Ron Arness, MISO director of Central Region operations, said “a significant amount of uncertainty” characterized the Jan. 30-31 event, spurred by a polar vortex bringing record cold conditions.
High load, fuel supply issues and the possibility of equipment failure coupled with substantial voluntary load management, such as school and business closings, made load profiles uncertain over the period, Arness said. MISO called the maximum generation event beginning 2:38 a.m. ET on Jan. 30 and terminated it at 11 a.m. the following day.
“We had some extreme temperatures … and because of the actions of you as members and MISO took, we reliably maintained service. It was essential because public safety was critical at that time,” Arness told stakeholders at a Feb. 7 Market Subcommittee meeting.
MISO originally forecasted a 104-GW peak load on Jan. 30, though the actual peak clocked in at 101 GW as temperatures sunk to -30 degrees Fahrenheit in some parts of the balancing area.
“We thought we were going to be short, and then we weren’t,” Arness said. “Even though temperatures were colder than we predicted, this voluntary load curtailment” scaled down load.
To produce its regional weather forecasts, MISO uses two separate third-party weather forecasters, both of which rely on multiple weather models.
MISO said that for much of the event, it experienced increased imports in response to its emergency conditions pricing. On Jan. 30, spot natural gas prices nearly doubled to $7.42/MMBtu and the average real-time LMP quadrupled to about $108/MWh. By Jan. 31, the real-time LMP dropped to about $49/MWh, still about double the energy price two days prior.
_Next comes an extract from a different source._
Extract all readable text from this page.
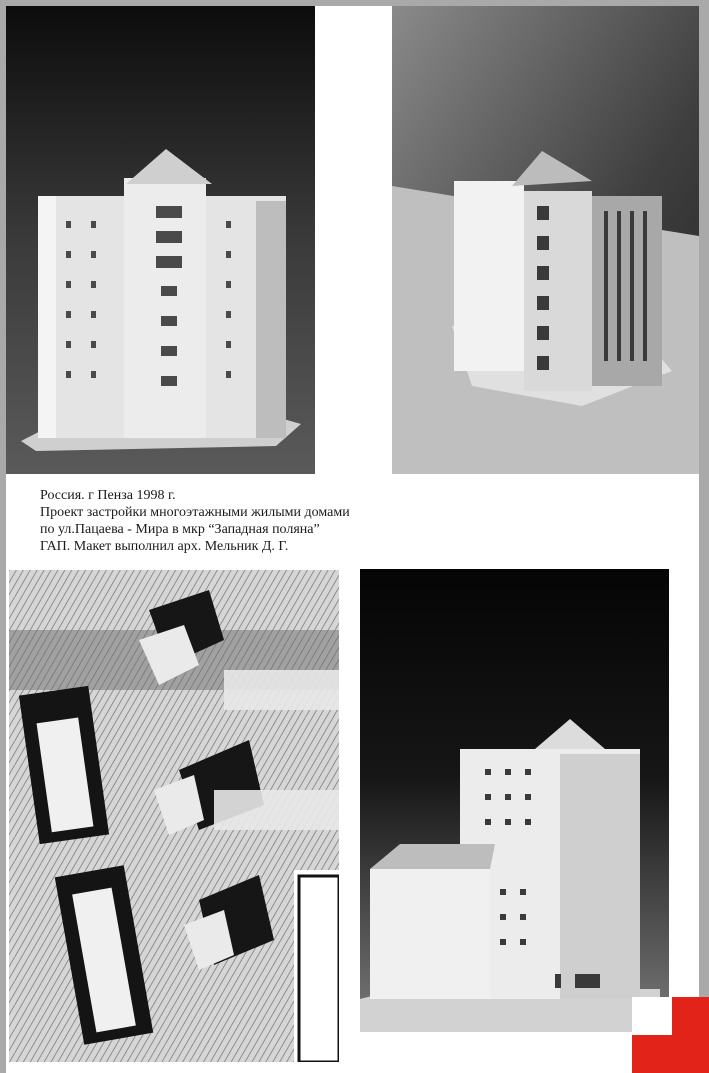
Россия. г Пенза 1998 г.
Проект застройки многоэтажными жилыми домами
по ул.Пацаева - Мира в мкр “Западная поляна”
ГАП. Макет выполнил арх. Мельник Д. Г.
The RTO entered a cold weather alert on Jan. 25, an important and proactive step, Arness said. (See MISO Maintains Reliability Through Arctic Midwest Temps.)
“Really the intent of that cold weather alert is so members can update their offers and unit availability,” Arness said, stressing that MISO is better able to manage the market with the most accurate offer and commitment information.
“Thank you to all your companies that worked so hard to keep the lights on,” Chris Miller, of FERC’s Office of Energy Market Regulation, told members.
Winter Winds, but Few to Harness
MISO operators were further stymied by lower wind generation than expected during the arctic blast.
Wind output during the morning peak Jan. 30 was about 4 GW below forecast as the worst of the cold struck the Midwest. Wind output averaged 4.3 GW and 4.7 GW on Jan. 30 and 31, respectively, compared with about 13 GW for the two days prior to the event.
“It was cold and the wind was blowing, but we suspect that there were significant cold weather cutoffs. We did expect some cutoffs due to the cold — about 1 GW — but we didn’t expect this magnitude,” Arness said.
“This is something we have not seen since MISO has been in existence,” he added.
Arness said MISO staff will continue to investigate the drop in wind output, as well as other factors during the event. The RTO will review wind generator availability during cold temperatures, including maintaining a list of wind generators that have cold weather shutoffs installed, he said.
“What we’re looking for is lessons learned and to enhance our preparedness for future events,” Arness said.
LMR Data Forthcoming
All told, MISO requested about 2,500 MW worth of load-modifying resources during the event. LMR performance reports are expected later.
Stakeholders asked if MISO would consider decoupling its LMR dispatch from its emergency operating procedures so LMRs can be used outside of a declared emergency. Under MISO’s emergency procedures, LMRs are classified as emergency-only resources, requiring the RTO to declare an emergency before dispatching them.
Executive Director of Market Operations Shawn McFarlane said a December Tariff filing would allow MISO to issue scheduling instructions for LMRs as early as 12 hours ahead of a called emergency, allowing the resources to activate and be ready to deploy during an emergency.
Stakeholders questioned whether MISO remains confident about in that approach.
“We can’t deploy emergency resources when it’s not an emergency,” Executive Director of Market Development Jeff Bladen said.
Arness said MISO will continue to dissect the event with stakeholders in public meetings later in February and March.
Customized Energy Solutions’ David Sapper asked for a pricing analysis around the event, given that average energy prices two days before the event hovered around the usual $26/MWh and $27/MWh, even as temperatures ranged from -20 to 2 F.
MISO staff promised to return with more pricing information.